The Bangladeshi Education Ministry extended an existing closure of its public and private schools this week through February 20 citing concerns about the spread of coronavirus, “raising eyebrows” among some observers as the decision coincided with the federal government’s easing of gathering restrictions for non-essential business events, such as trade fairs thronged by thousands of people, the Associated Press (AP) reported Thursday.
“We’ve decided to keep schools and other educational institutions closed until February 20,” Bangladeshi Education Minister Dipu Moni told reporters on February 2.
Bangladesh’s federal government announced the country’s latest coronavirus school closure on January 21, initially saying it would last through February 6. The prolonged school shutdown affects both schools and colleges across Bangladesh. It was announced just four months after Bangladesh ended an 18-month-long pandemic school closure, which was one of the longest in the world.
Bangladesh’s latest in-person learning suspension has “upset” many teachers, students, and others in Bangladesh, according to the AP, as it was imposed at the same time the federal government began allowing non-essential business fairs to resume.
“Thousands of visitors have flocked each day to the exhibition of furniture, handicrafts, electronics and other goods, with scant regard for health guidelines,” the AP detailed on February 3 of one such trade fair in Dhaka. The gathering launched in January and is scheduled to last for a full month.
“An annual, month-long book fair is likely to open sometime in February in Dhaka, drawing thousands more visitors,” the news agency noted of a separate business event in the Bangladeshi national capital.
Liaquat Ali, a biomedical scientist and adviser to the Dhaka-based Pothikrit Institute of Health Studies, told the AP on Thursday he believed the Bangladeshi federal government’s decision to extend school closures while resuming mass business gatherings is “illogical.”

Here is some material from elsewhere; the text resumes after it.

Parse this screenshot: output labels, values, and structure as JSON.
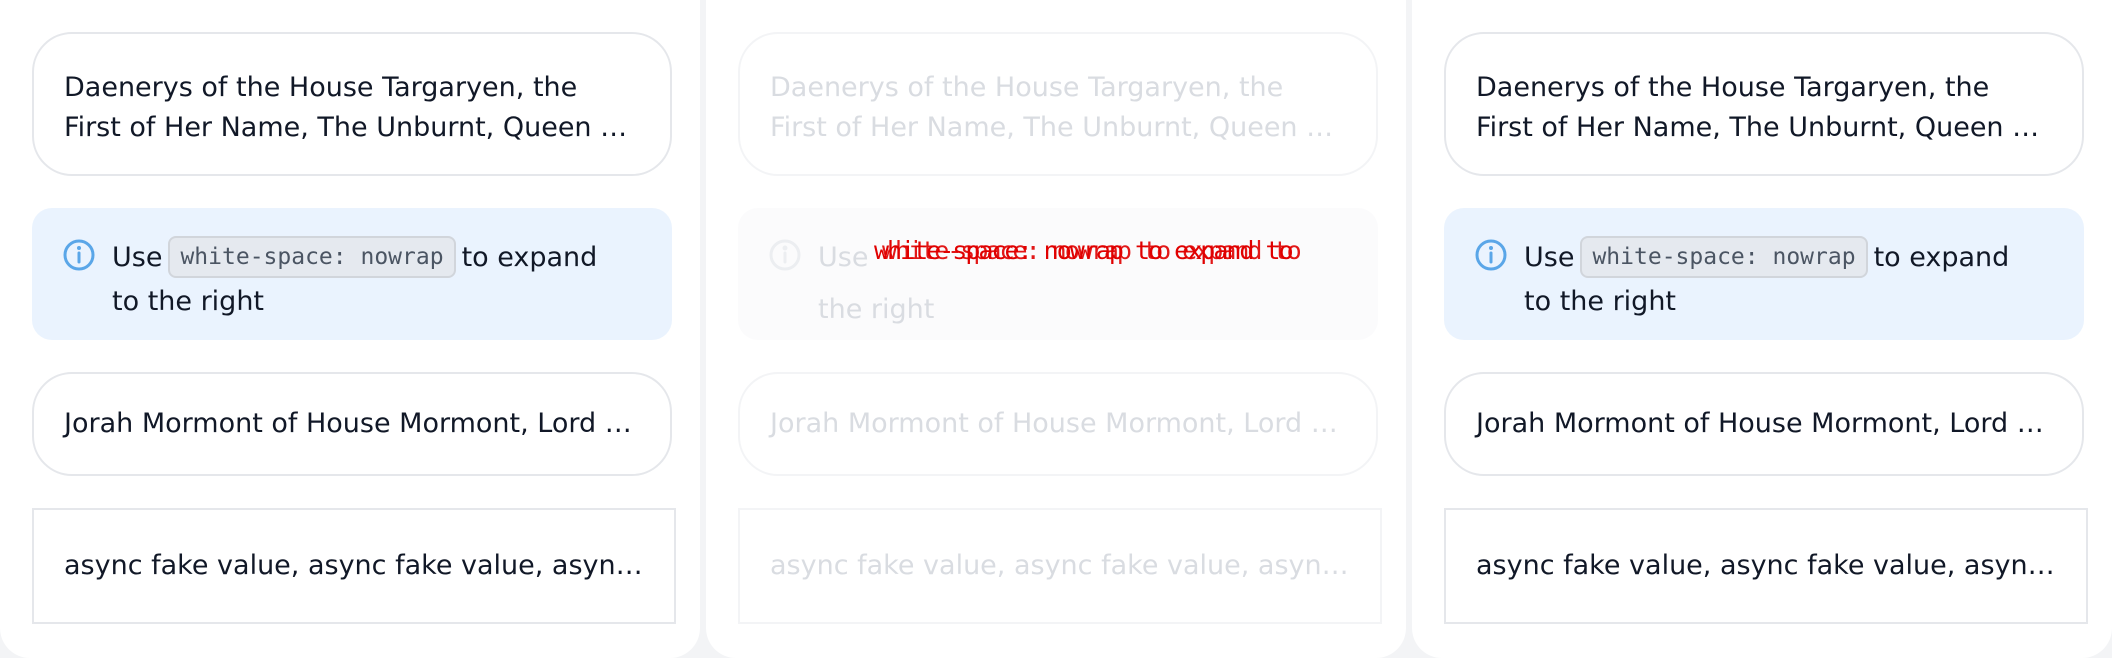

“If recreation centres and community centers are open, then ordering the educational institutions to be closed is contradictory, because educational institutions are rather more essential than recreation centers or trade fairs,” Ali said.

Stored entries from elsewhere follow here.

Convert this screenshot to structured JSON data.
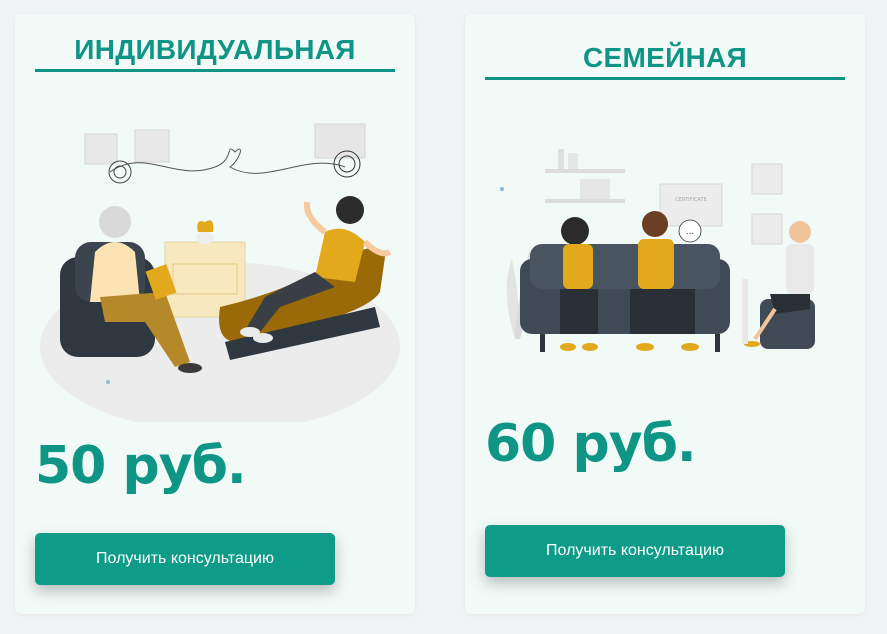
{
  "cards": [
    {
      "title": "ИНДИВИДУАЛЬНАЯ",
      "illustration": "individual-therapy-illustration",
      "price": "50 руб.",
      "button_label": "Получить консультацию"
    },
    {
      "title": "СЕМЕЙНАЯ",
      "illustration": "family-therapy-illustration",
      "certificate_text": "CERTIFICATE",
      "speech_text": "...",
      "price": "60 руб.",
      "button_label": "Получить консультацию"
    }
  ],
  "colors": {
    "accent": "#0f9586",
    "button": "#0e9c89",
    "card_bg": "#f2faf8",
    "mustard": "#e2a91d",
    "sofa": "#3f4a55"
  }
}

“So, I don’t see any coordination in these orders,” he added.
Mizanur Rahman, a teacher at a Bangladeshi school named Provati Bidya Niketon, told the AP on February 3 his students have suffered developmentally from the country’s protracted bans on in-person learning.
“Students come to school and play with their mates. It develops their minds and increases knowledge. They are being deprived of these things and many more. They have become confined. They are under mental pressure. They seem to be a bit behind their usual state,” he said.